|Inheritance tax (UK)|
This was introduced to take effect from 18 March 1986. It replaces the levy on gratuitous transfers of property effective on the death of the donor previously governed by the rules of capital transfer tax.
Capital transfer tax applied to all gratuitous transfers of property by one individual during his hfetime and, subject to the various exemptions available (e.g. transfers totalling less than a given amount in one year, transfers between spouses, etc.), became due once the gift had been made. It was levied on a sliding scale and the value of the gift made was measured by the diminution in the estate of the donor.
On 18 March 1986 the taxation of lifetime gifts was abolished. From that date genuine transfers of property by way of gift are only taxable when the donor dies within seven years of the transfer.
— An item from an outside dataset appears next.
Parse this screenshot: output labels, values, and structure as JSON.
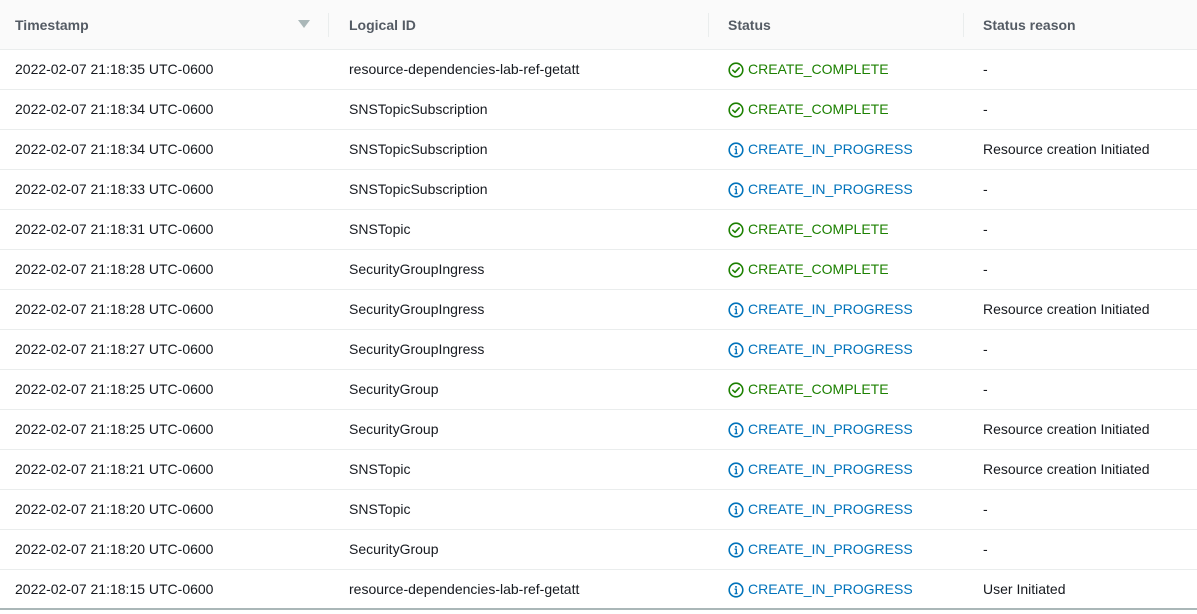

When the donor dies I after three years but within the seven year period the rates of tax are reduced year by year.
Such chargeable gifts, together with all property passing on the death of the donor, are now subject to inheritance tax, which is similar in both structure and effect to the estate duty levy, which was discontinued on the introduction of C.T.T. in 1974.
Inheritance tax will also apply to all gifts made during the deceased's lifetime when he has retained some beneficial interest. In that case the value of the asset for tax purposes will be its value at the date on which the donor's interest ceases, not the value at the time the gift was originally made.
Generally speaking, the tax will be borne by the estate of the deceased and will not be levied on the beneficiaries or recipients of those gifts made within the seven year period, or otherwise brought into charge. The tax will be charged on a sliding scale and is not payable on estates of a gross value less than a substantial minimum figure. This starting figure for the application of tax may be varied from year to year.